César, chamado como testemunha contra Clódio, negou-se a
depor.
– Minha mulher, – asseverou, – não cometeu adultério. Eu a
repudiei porque a mulher de César deve estar isenta não somente das
ações vergonhosas, mas ainda de toda e qualquer suspeita.
XXX. Clódio escapou a esse perigo e, nomeado tribuno do povo,
começou logo a perseguir Cícero. Opôs-lhe tantos embaraços quantos
lhe foi possível e levantou contra ele toda espécie de gente. Por meio
de leis populares, ganhou o favor da multidão e conseguiu outorgar a
cada um dos dois cônsules províncias consideráveis: Pison teve a
Macedônia e Gabínio a Síria. Fazia passar medidas políticas com a
ajuda de uma multidão de indigentes e tinha sempre ao pé da sua
pessoa um contingente de escravos armados. Dos três homens que
gozavam, então, de mais autoridade em Roma, Crasso era o inimigo
declarado de Cícero; Pompeu fazia valer seu prestígio com um e com
outro; e César estava a ponto de partir para a Gália com o seu exército.
Cícero procurou insinuar-se junto a César, se bem que César nunca
tivesse sido seu amigo e o houvesse considerado suspeito desde a
conspiração de Catilina. Rogou-lhe, pois, que o levasse consigo, na
qualidade de seu lugar-tenente. César aceitou o seu pedido e Clódio,
vendo que Cícero ia escapar ao seu poder de tribuno, aparentou querer
reconciliar-se com ele. Era de Terência, dizia ele de quem se queixava
quase que unicamente; quanto a Cícero, não falava mais dele senão
com as palavras mais doces e mais honestas. Afirmava que não lhe
queria mal absolutamente e não alimentava contra ele nenhum rancor.

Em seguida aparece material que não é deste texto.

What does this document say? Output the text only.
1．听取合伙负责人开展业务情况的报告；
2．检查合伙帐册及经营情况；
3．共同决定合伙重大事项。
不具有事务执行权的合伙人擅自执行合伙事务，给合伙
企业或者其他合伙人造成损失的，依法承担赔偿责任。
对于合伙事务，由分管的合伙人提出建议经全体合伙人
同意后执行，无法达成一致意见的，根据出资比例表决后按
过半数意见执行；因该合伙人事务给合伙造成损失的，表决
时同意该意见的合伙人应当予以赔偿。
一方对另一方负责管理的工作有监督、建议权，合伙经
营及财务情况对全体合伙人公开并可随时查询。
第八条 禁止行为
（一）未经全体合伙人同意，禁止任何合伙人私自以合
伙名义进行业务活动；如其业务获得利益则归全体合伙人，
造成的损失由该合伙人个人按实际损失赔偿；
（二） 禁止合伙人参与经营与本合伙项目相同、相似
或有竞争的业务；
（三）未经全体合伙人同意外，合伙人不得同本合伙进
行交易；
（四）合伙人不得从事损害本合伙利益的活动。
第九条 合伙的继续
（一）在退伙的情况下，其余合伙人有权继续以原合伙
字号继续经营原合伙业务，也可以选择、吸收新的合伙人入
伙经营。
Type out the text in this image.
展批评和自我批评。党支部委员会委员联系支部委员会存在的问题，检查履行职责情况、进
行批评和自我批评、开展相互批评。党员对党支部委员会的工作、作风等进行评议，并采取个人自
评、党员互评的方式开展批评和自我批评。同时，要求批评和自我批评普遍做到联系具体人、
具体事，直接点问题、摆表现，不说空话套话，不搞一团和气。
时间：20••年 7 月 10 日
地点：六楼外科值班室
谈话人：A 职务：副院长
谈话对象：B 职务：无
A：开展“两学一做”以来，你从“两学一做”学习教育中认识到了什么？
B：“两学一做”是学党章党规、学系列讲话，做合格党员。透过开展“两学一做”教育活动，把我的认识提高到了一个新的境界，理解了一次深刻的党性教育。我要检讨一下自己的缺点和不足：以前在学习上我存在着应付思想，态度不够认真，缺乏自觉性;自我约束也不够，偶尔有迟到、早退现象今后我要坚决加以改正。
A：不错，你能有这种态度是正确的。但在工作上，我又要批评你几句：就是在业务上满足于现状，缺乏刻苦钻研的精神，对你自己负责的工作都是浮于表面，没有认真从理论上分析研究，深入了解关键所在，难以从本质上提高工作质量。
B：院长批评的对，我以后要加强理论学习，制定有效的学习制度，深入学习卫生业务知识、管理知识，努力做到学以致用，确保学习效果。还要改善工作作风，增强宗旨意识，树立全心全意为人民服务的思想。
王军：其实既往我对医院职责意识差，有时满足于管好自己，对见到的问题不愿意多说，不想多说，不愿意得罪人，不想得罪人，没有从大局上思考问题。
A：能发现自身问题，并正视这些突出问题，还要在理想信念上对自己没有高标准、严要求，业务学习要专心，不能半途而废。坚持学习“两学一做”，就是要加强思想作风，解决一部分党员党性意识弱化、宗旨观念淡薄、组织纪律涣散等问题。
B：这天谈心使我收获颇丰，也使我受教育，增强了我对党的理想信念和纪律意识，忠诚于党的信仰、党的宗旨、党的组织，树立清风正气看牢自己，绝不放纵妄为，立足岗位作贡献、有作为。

Não lhe fazia senão leves censuras e, assim mesmo, num tom todo
amigável. Conseguiu, dessa forma, dissipar todos os receios de Cícero,
que agradeceu a César a nomeação de lugar-tenente e voltou a se
ocupar com a gestão dos negócios públicos.
César, ofendido com essa atitude, apoiou Clódio nos
seus desejos e apartou completamente de Cícero o espírito de Pompeu
e declarou, diante do povo, que Cícero lhe parecia haver ferido a justiça
e as leis, fazendo executar Lêntulo e Cetego sem nenhuma formalidade
legal. Era, sob esse aspecto, que intentava a acusação contra Cícero e
era a respeito desse fato que o intimava a responder. Cícero, para
conjurar o perigo e escapar à perseguição dos seus inimigos, tomou a
toga de luto, deixou crescer os cabelos e a barba e saiu por toda parte a
suplicar ao povo o voto em seu favor. Clódio saiu no seu encalço,
seguido de um grupo de homens violentos e audaciosos, que troçaram
de Cícero pela sua mudança de traje e pelo seu ar abatido. Fizeram-lhe
mil ultrajes, chegando mesmo ao ponto de lhe atirarem lama e pedras,
com o fim de impedir que fizesse as suas solicitações ao povo.
XXXI. Entretanto, a
ordem equestre quase toda tomou luto, como Cícero, e mais de vinte mil
jovens o acompanharam, de cabelos crescidos, solicitando, com ele o
favor do povo. O Senado reuniu-se para decretar que o povo mudasse
de trajes, como num luto público. Os cônsules, porém, se opuseram a
esse decreto, e Clódio, foi sitiar o lugar do conselho com seus
homens armados, e maior parte dos senadores saiu soltando fortes
gritos e rasgando suas togas. Mas, esse triste espetáculo não inspirava
nem compaixão nem vergonha na alma dos inimigos de Cícero. Era
necessário que Cícero se exilasse ou que decidisse pelas armas a sua
querela com Clódio. Cícero pediu ajuda de Pompeu, que se afastara
propositadamente e se encontrava no campo, na sua casa de Alba.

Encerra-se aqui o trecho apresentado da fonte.